O que Jesus propõe, sempre e em todo o tempo, é que o sujeito abandone o limite estreito dos seus interesses e preocupações, isto é, dos seus desejos e medos, e se lance acima disso, abandonando-se a si mesmo. Se Pedro tivesse feito isto, não teria afundado.

Interessante também é o caso do rapaz que vai ter com Jesus a fim de saber o que deve fazer para ser salvo. Jesus lhe indica a prática dos mandamentos. Quando alguém obedece regras, isto significa que ele reconhece uma autoridade externa a si mesmo; já não vive apenas para o próprio umbigo. Isto é fundamental. No entanto, o rapaz responde que faz isto desde a juventude. Jesus então, olha-o, ama-o - isto é dito pelo Evangelista - e, por fim, diz: "se queres ser perfeito, vai, vende tudo o que tens e dá aos pobres; depois, vem e segue-me." Obviamente, o que Jesus oferece, agora, é uma radicalização do "viver para Outro" que o rapaz já tinha iniciado na juventude. O problema é que, no caso do jovem, a prática dos mandamentos tinha sido adotada porque isto não lhe exigia ultrapassar a si mesmo. Era-lhe confortável, natural e ele não se sentia pressionado a, na prática, abandonar a si mesmo. Os mandamentos funcionavam como uma legitimação dele próprio, do seu modo de vida; como um espelho que lhe confirmava a própria beleza; como uma garantia de que ele valia alguma coisa. Porém, quando Jesus lhe pede segui-Lo na nudez do espírito, - e só o pediu porque o amou muito, reforcemos - o sujeito sentiu-se ameaçado e, simplesmente, hesitando deixar-se a si mesmo, volta para casa "triste, porque tinha muitos bens". Aqui está um segredo profundo: os muitos bens significam muitos cuidados e estes se inserem naquela estrutura de que falávamos no início: a satisfação de muitos desejos e a verificação constante de possíveis ameaças. A princípio, parece-nos que a posse de muitos bens seria causa de uma grande alegria. Este sujeito, porém, nos confirma a fragilidade de nossas suposições. A alegria, a liberdade parecem estar justamente no abandono de si mesmo em função de um Outro. Ávido, assim, de tantos bens, o sujeito não possui a clareza suficiente para enxergar as coisas de modo profundo. É por isto que S. Francisco de Assis exigia dos seus discípulos uma pobreza completa.

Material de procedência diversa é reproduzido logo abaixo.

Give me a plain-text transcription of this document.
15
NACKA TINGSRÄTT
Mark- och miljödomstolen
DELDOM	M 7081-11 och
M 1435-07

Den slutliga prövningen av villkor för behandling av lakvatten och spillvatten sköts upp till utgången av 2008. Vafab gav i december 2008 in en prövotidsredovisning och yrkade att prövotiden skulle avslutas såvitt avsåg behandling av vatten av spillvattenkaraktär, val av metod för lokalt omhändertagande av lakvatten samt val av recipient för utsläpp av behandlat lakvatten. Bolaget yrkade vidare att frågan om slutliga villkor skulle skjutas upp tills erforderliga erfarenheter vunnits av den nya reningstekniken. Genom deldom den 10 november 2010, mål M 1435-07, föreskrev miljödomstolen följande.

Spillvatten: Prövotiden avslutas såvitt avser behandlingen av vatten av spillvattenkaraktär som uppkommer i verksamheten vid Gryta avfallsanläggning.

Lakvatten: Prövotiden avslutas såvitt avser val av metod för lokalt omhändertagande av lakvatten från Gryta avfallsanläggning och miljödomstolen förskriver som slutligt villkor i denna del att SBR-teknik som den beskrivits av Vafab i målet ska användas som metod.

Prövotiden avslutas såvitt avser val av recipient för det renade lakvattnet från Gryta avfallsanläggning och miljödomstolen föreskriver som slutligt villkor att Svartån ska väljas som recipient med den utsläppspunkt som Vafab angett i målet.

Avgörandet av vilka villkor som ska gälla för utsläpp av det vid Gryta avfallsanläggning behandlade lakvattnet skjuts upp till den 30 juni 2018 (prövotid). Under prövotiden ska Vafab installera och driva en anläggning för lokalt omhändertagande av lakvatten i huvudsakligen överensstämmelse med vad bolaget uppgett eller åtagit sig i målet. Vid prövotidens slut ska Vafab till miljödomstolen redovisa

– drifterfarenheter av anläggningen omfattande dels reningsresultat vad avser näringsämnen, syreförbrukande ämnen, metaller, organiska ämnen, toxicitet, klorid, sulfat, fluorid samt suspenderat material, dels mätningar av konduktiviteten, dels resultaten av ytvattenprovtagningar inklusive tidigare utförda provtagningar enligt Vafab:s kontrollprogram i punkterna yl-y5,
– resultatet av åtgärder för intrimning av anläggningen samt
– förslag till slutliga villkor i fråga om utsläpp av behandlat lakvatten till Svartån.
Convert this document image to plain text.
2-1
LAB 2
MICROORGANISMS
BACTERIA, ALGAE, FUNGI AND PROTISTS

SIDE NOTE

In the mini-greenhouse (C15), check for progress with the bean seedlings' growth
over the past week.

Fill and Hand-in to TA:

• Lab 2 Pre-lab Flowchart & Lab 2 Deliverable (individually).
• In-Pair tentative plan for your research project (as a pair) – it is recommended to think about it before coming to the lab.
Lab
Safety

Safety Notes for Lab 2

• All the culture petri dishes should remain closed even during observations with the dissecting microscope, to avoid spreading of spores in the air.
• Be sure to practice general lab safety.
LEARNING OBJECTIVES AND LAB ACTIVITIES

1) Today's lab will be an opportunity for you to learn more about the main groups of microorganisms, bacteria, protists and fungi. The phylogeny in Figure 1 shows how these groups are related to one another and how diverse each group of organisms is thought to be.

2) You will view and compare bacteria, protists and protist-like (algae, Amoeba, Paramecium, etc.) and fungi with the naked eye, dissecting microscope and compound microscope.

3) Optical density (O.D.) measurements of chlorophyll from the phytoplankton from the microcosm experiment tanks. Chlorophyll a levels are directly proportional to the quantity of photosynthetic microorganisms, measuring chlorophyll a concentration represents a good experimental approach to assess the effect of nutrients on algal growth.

O problema aqui não está estritamente nos bens materiais. S. João da Cruz explicando esse tema da pobreza, diz mais ou menos o que segue: "os bens materiais, por serem exteriores à alma, nada podem fazer, por si mesmos, a ela. O que a enfeia e obscurece é o desejo e o apego que a eles ela investe." O apego, aqui, poderia ser entendido como um medo de deixá-las. Como vimos, este tipo de atitude aprisiona e faz que a pessoa permaneça limitada nos seus próprios interesses, sem abrir-se à Verdade maior.

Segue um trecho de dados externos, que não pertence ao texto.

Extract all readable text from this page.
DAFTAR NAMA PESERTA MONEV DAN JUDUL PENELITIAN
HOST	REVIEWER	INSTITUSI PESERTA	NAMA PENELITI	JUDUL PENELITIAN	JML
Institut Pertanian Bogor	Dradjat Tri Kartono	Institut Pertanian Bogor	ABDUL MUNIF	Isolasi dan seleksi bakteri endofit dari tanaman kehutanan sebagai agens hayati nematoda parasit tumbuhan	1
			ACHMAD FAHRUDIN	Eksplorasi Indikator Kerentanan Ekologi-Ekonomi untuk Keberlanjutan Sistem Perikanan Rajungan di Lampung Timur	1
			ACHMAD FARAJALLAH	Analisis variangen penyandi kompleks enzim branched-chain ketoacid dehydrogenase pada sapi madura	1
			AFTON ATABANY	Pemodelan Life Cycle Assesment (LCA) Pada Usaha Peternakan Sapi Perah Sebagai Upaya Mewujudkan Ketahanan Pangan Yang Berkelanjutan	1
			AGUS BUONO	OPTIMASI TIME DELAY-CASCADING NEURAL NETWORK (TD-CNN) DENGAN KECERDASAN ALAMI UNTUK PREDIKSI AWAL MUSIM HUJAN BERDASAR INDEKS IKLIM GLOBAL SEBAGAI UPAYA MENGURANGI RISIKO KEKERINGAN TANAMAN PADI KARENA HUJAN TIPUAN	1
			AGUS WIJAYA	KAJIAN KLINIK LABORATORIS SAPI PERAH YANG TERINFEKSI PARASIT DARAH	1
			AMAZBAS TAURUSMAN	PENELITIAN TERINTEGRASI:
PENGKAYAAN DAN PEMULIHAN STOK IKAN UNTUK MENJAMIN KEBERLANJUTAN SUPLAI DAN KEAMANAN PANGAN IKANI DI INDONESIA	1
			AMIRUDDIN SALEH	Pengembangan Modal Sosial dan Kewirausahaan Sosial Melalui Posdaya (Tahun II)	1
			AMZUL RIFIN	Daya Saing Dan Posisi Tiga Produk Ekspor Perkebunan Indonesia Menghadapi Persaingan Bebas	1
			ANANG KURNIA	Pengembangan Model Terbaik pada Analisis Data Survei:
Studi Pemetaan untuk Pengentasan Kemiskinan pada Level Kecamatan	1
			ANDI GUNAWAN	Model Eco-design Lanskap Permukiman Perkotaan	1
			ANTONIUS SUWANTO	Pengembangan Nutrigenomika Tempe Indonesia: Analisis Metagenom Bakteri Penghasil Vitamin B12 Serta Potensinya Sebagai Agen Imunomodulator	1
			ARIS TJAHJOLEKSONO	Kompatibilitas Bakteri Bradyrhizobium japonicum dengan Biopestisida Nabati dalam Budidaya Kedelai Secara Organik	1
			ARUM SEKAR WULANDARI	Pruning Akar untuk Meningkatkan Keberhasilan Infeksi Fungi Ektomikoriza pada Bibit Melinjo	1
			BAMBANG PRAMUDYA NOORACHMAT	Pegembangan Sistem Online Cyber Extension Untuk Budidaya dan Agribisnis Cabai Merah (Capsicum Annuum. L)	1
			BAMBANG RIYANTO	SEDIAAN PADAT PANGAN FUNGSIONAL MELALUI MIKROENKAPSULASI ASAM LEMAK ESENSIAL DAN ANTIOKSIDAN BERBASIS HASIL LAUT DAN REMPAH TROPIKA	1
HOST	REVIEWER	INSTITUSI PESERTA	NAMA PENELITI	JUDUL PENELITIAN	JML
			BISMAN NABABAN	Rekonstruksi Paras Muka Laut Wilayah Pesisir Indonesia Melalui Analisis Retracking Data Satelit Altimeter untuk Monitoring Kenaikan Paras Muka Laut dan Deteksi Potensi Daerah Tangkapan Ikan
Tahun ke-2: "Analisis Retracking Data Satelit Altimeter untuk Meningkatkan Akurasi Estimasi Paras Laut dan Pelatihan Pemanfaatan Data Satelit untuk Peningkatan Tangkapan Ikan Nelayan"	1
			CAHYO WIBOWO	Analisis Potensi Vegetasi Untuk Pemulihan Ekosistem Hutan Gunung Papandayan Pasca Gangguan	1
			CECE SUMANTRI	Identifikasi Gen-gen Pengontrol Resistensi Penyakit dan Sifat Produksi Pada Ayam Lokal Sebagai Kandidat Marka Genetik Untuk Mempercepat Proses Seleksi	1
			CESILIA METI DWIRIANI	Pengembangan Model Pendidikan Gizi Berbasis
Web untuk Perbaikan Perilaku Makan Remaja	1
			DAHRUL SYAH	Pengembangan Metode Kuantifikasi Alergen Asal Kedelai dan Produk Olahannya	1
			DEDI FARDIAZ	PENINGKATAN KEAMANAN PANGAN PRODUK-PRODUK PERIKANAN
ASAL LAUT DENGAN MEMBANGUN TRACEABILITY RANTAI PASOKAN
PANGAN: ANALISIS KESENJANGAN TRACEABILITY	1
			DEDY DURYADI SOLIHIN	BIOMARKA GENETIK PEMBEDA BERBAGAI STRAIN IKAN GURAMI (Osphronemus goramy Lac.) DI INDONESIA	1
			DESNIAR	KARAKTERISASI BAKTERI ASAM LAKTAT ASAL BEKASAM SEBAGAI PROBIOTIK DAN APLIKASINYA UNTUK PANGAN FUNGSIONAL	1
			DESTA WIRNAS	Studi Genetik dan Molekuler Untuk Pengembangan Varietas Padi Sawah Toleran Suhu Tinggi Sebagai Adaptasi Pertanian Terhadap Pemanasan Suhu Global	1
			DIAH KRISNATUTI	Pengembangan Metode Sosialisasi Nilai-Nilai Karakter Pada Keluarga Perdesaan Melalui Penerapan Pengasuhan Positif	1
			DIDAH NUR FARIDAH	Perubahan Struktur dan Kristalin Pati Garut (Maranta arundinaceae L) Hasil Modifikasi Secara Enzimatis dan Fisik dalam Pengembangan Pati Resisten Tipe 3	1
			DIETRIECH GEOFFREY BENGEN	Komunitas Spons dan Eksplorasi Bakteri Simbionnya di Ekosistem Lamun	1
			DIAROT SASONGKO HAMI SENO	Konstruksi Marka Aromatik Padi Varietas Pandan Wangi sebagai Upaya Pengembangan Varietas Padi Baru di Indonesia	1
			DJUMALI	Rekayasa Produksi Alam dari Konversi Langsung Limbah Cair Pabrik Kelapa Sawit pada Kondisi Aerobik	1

Jesus, ao contrário, propõe um caminho de liberdade: "Negue-se a si mesmo e siga-me".

É preciso, portanto, transcender o limite dos próprios desejos e medos, e isto se faz por meio do abandono. Quem quer que viva assim, de modo correto, experimentará que sua alma retoma uma saúde que ela nem suspeitava que tinha. E se a pessoa se decide trilhar, de fato, a via da santidade, notará que sua vida vai rendendo, em satisfação, como que cem por um.

Se a neurose se caracteriza por uma proteção pessoal contra supostas ameaças, para desfazê-la, o sujeito deverá munir-se de uma absoluta confiança em algo fora de si. Porém, esta confiança não pode surgir do nada. É preciso adquiri-la e, para tal, o indivíduo terá de iniciar a prática do abandono, isto é, de sair de si e fazê-lo com gratuidade, sem esperar respostas imediatas. Apenas fazê-lo.

Quando uma pessoa vive somente de desejos e medos, ela faz com que sua alma esteja sempre tensa, como já dissemos, e tende a adquirir modos grosseiros, perdendo a sua delicadeza. Isto acontece porque, como ela pretende ser a garantia de seu próprio bem, toda ação da qual for sujeita se ordenará ou para agarrar (pegar por si mesmo) algo que considere um bem (que lhe possa causar prazer, o que é raiz do pecado), ou para afastar violentamente o que considere ser um mal (o que lhe cause desprazer), atitude que é a raiz da nossa dificuldade de aderir à virtude, à mortificação, aos sacrifícios, etc.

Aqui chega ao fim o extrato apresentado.